Even some Democrats are sensing a shift in the political winds and adapting accordingly. The leading challenger to Gov. Kathy Hochul in New York’s Democratic primary race, Representative Tom Suozzi of Long Island, this week joined Republicans in Albany who have criticized the state’s 2020 bail reform law as too soft on dangerous criminals.
“When there’s no consequences for crime,” Suozzi said, “crime keeps going up.”
‘Retrenchment,’ not reversal
What a return to “tough-on-crime” messaging could mean for policy at the national and state level remains an open question.
The United States presides over one of the largest inmate populations on Earth — about two million incarcerated people spread across more than 1,500 state prisons, 102 federal prisons and thousands of other detention facilities large and small.
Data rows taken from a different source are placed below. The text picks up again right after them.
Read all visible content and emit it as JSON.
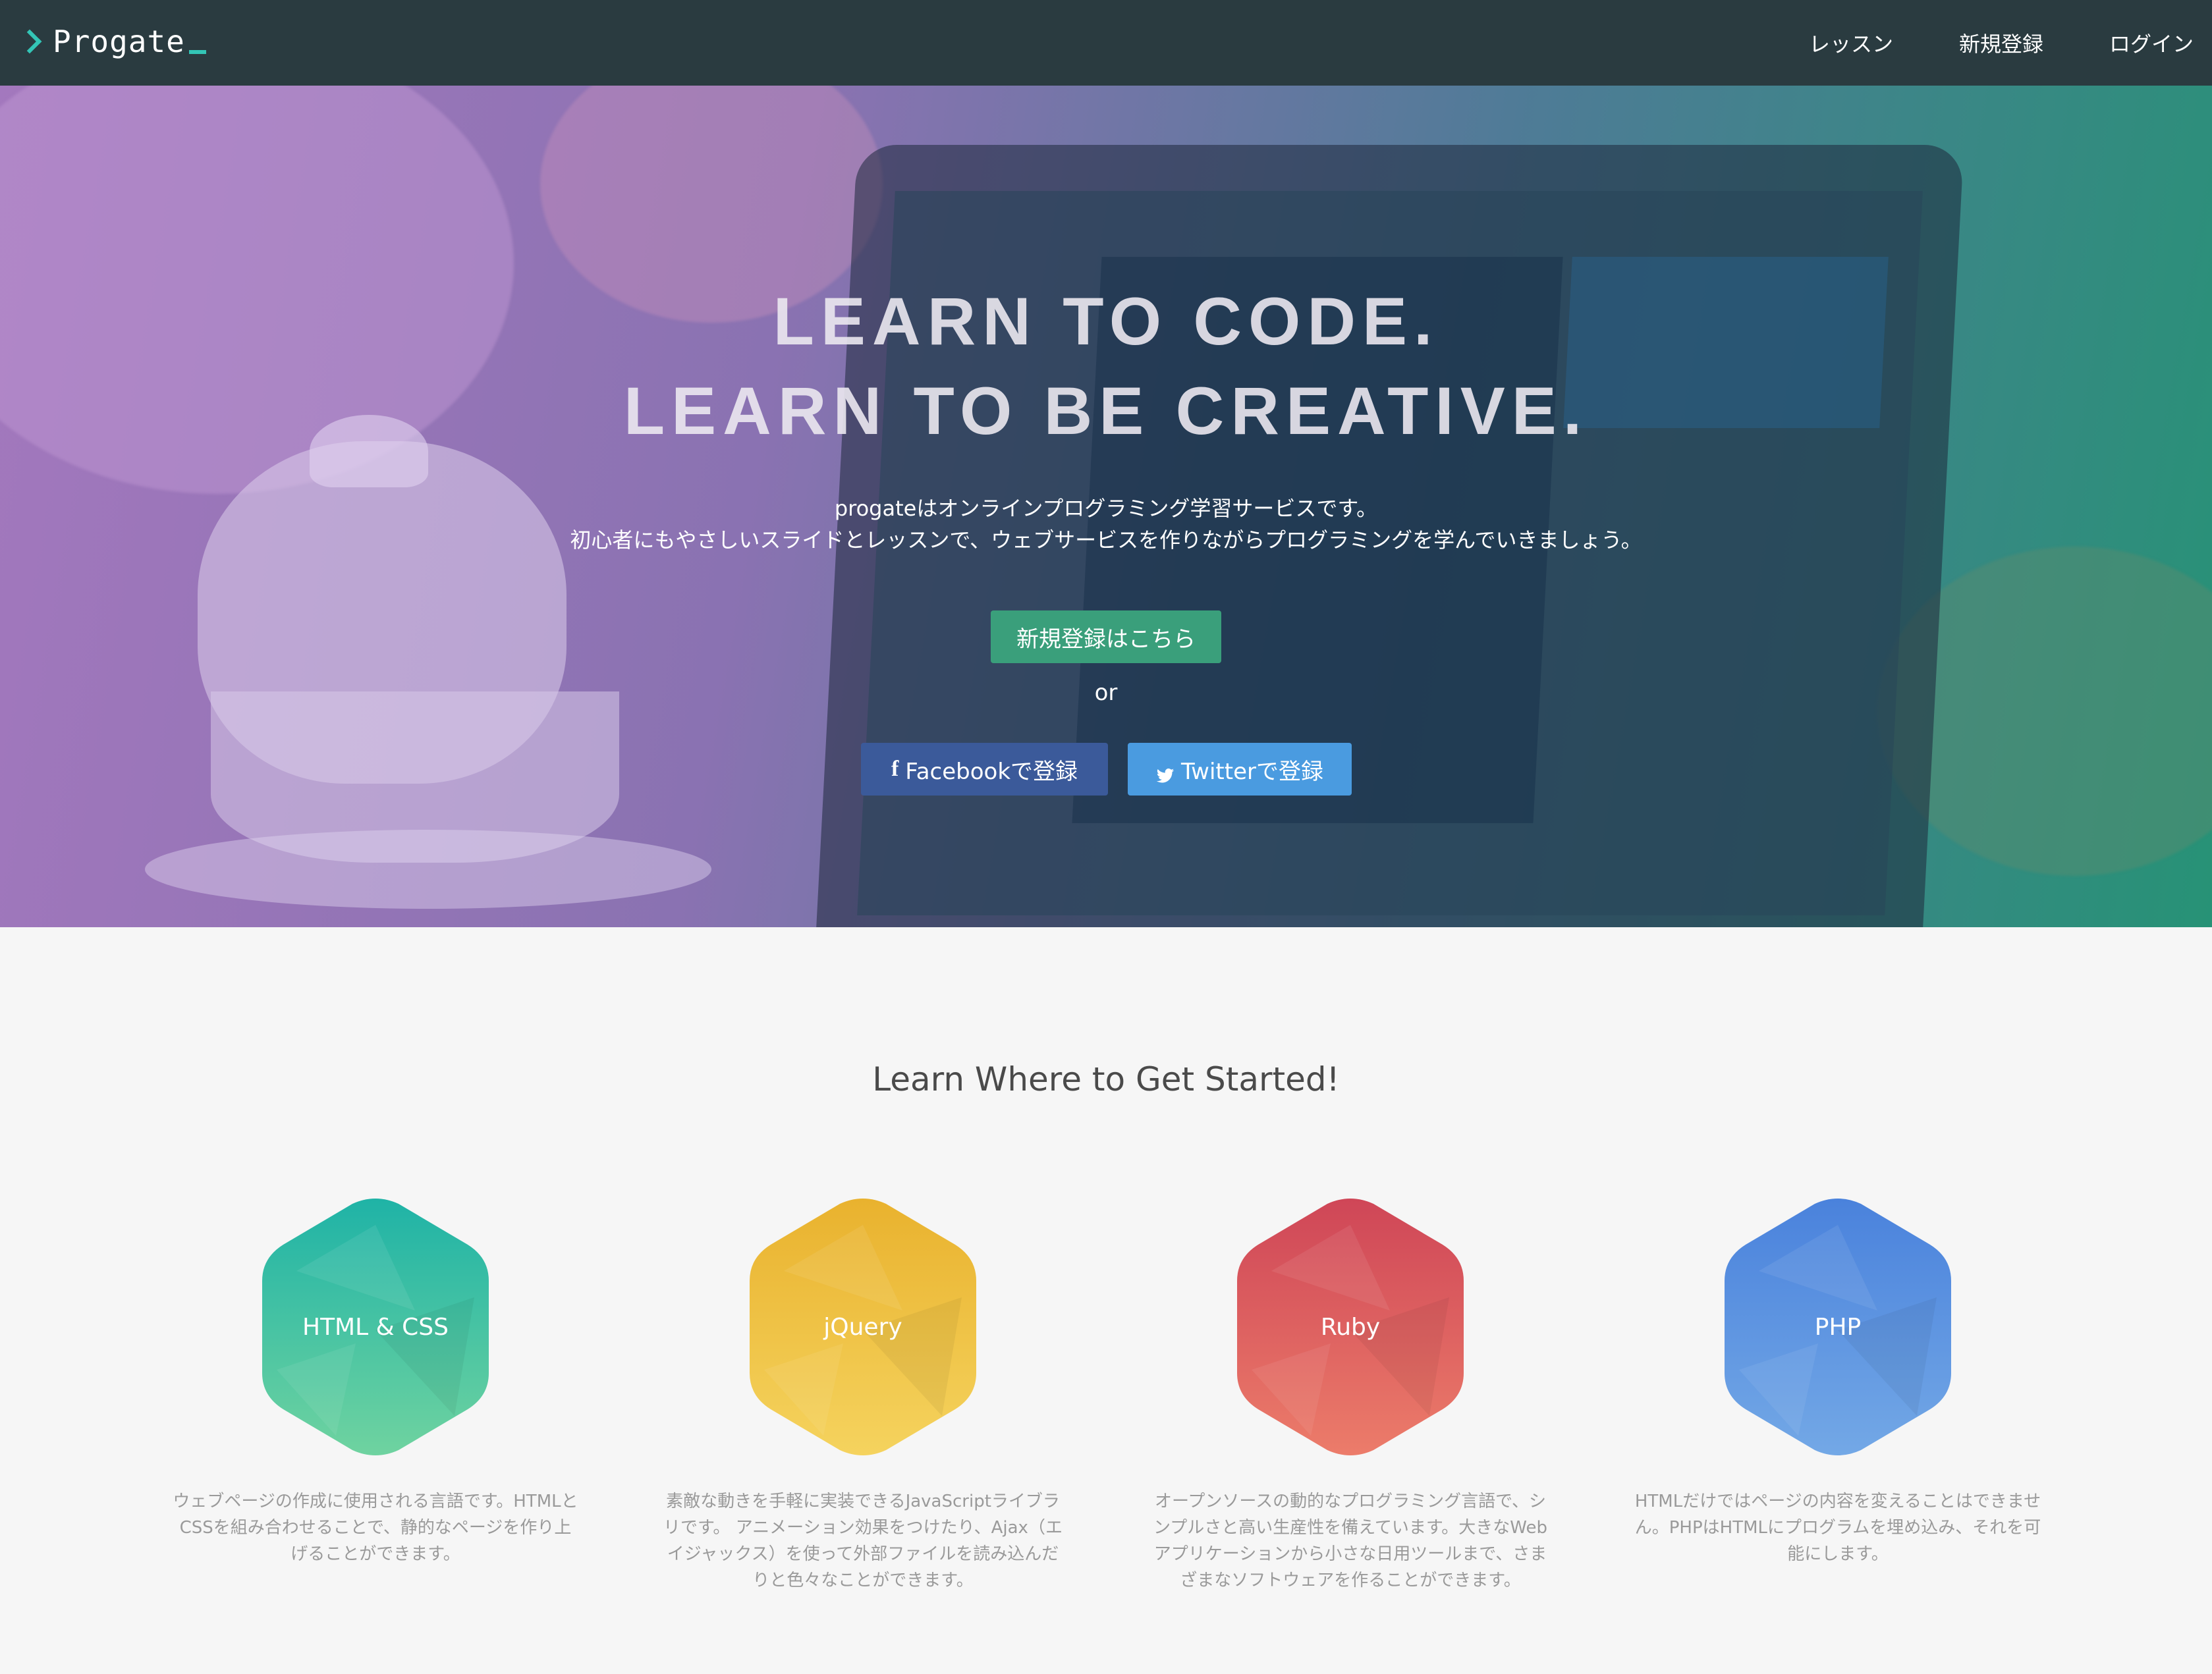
{
  "nav": {
    "logo": "Progate",
    "links": [
      "レッスン",
      "新規登録",
      "ログイン"
    ]
  },
  "hero": {
    "title_line1": "LEARN TO CODE.",
    "title_line2": "LEARN TO BE CREATIVE.",
    "subtitle_line1": "progateはオンラインプログラミング学習サービスです。",
    "subtitle_line2": "初心者にもやさしいスライドとレッスンで、ウェブサービスを作りながらプログラミングを学んでいきましょう。",
    "signup_button": "新規登録はこちら",
    "or_text": "or",
    "facebook_button": "Facebookで登録",
    "facebook_icon_glyph": "f",
    "twitter_button": "Twitterで登録"
  },
  "section": {
    "title": "Learn Where to Get Started!"
  },
  "courses": [
    {
      "name": "HTML & CSS",
      "icon": "html-css-hexagon-icon",
      "color_top": "#1fb3a6",
      "color_bottom": "#6fd3a0",
      "desc": "ウェブページの作成に使用される言語です。HTMLとCSSを組み合わせることで、静的なページを作り上げることができます。"
    },
    {
      "name": "jQuery",
      "icon": "jquery-hexagon-icon",
      "color_top": "#e9b22e",
      "color_bottom": "#f5d35e",
      "desc": "素敵な動きを手軽に実装できるJavaScriptライブラリです。 アニメーション効果をつけたり、Ajax（エイジャックス）を使って外部ファイルを読み込んだりと色々なことができます。"
    },
    {
      "name": "Ruby",
      "icon": "ruby-hexagon-icon",
      "color_top": "#cf4657",
      "color_bottom": "#ec7c6a",
      "desc": "オープンソースの動的なプログラミング言語で、シンプルさと高い生産性を備えています。大きなWebアプリケーションから小さな日用ツールまで、さまざまなソフトウェアを作ることができます。"
    },
    {
      "name": "PHP",
      "icon": "php-hexagon-icon",
      "color_top": "#4a82dc",
      "color_bottom": "#73a8e6",
      "desc": "HTMLだけではページの内容を変えることはできません。PHPはHTMLにプログラムを埋め込み、それを可能にします。"
    }
  ]
}
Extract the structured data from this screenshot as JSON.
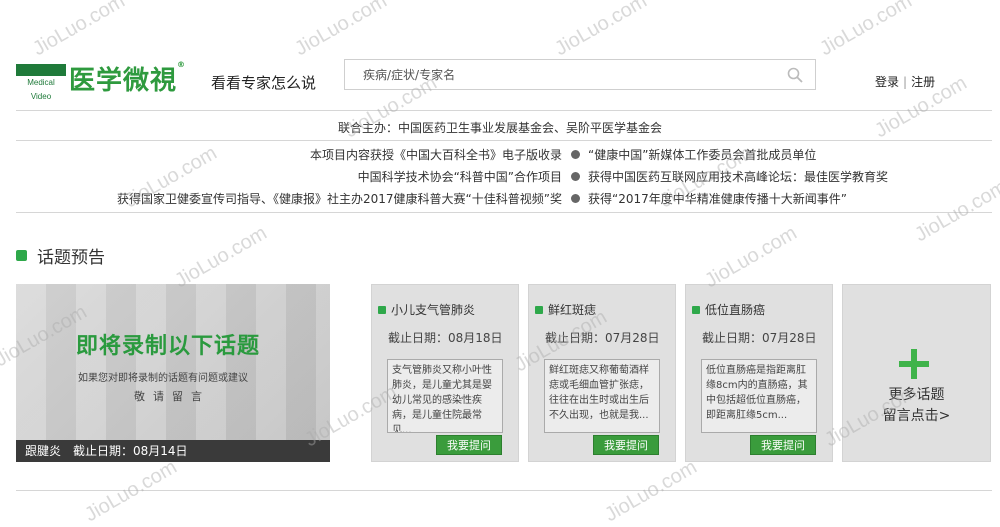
{
  "header": {
    "logo_small": "Medical Video",
    "logo_text": "医学微視",
    "logo_reg": "®",
    "slogan": "看看专家怎么说",
    "search_placeholder": "疾病/症状/专家名",
    "login": "登录",
    "auth_sep": "|",
    "register": "注册"
  },
  "hosts": "联合主办：中国医药卫生事业发展基金会、吴阶平医学基金会",
  "honors": [
    {
      "left": "本项目内容获授《中国大百科全书》电子版收录",
      "right": "“健康中国”新媒体工作委员会首批成员单位"
    },
    {
      "left": "中国科学技术协会“科普中国”合作项目",
      "right": "获得中国医药互联网应用技术高峰论坛：最佳医学教育奖"
    },
    {
      "left": "获得国家卫健委宣传司指导、《健康报》社主办2017健康科普大赛“十佳科普视频”奖",
      "right": "获得“2017年度中华精准健康传播十大新闻事件”"
    }
  ],
  "section": {
    "title": "话题预告"
  },
  "banner": {
    "headline": "即将录制以下话题",
    "subline": "如果您对即将录制的话题有问题或建议",
    "subline2": "敬请留言",
    "footer_topic": "跟腱炎",
    "footer_deadline": "截止日期：08月14日"
  },
  "cards": [
    {
      "title": "小儿支气管肺炎",
      "deadline": "截止日期：08月18日",
      "desc": "支气管肺炎又称小叶性肺炎，是儿童尤其是婴幼儿常见的感染性疾病，是儿童住院最常见...",
      "button": "我要提问"
    },
    {
      "title": "鲜红斑痣",
      "deadline": "截止日期：07月28日",
      "desc": "鲜红斑痣又称葡萄酒样痣或毛细血管扩张痣，往往在出生时或出生后不久出现，也就是我...",
      "button": "我要提问"
    },
    {
      "title": "低位直肠癌",
      "deadline": "截止日期：07月28日",
      "desc": "低位直肠癌是指距离肛缘8cm内的直肠癌，其中包括超低位直肠癌，即距离肛缘5cm...",
      "button": "我要提问"
    }
  ],
  "more": {
    "line1": "更多话题",
    "line2": "留言点击>"
  },
  "watermark_text": "JioLuo.com",
  "colors": {
    "brand_green": "#2ea84a",
    "button_green": "#3a9c3c"
  }
}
During the 2020 presidential campaign, Biden pledged to cut the number of people in prison by more than half, but there is scant sign of progress toward that goal.
A conservative turn against reducing the prison population would make Biden’s promise nearly impossible to fulfill.
Adam Gelb, the president and chief executive of the Council on Criminal Justice, a nonpartisan advocacy group based in Atlanta, said he saw signs of “retrenchment” on the right, but added, “Too many strands of the conservative coalition have been woven together to unravel entirely.”
That coalition has been an unusual set of political bedfellows: fiscal conservatives who object to prisons as a bloated, expensive bureaucracy; libertarians who fear government overreach into people’s private lives, especially when it comes to drug use; and evangelical Christians who believe in second chances and redemption. Hard-right traditionalists like Cotton and Senator Josh Hawley of Missouri were never part of that group, advocates emphasize.
Meanwhile, Republican-controlled states including Kentucky, Mississippi, Oklahoma, Tennessee and Utah are all moving ahead with moves to limit no-knock warrants, revamp civil forfeiture rules and expunge criminal records for nonviolent offenses.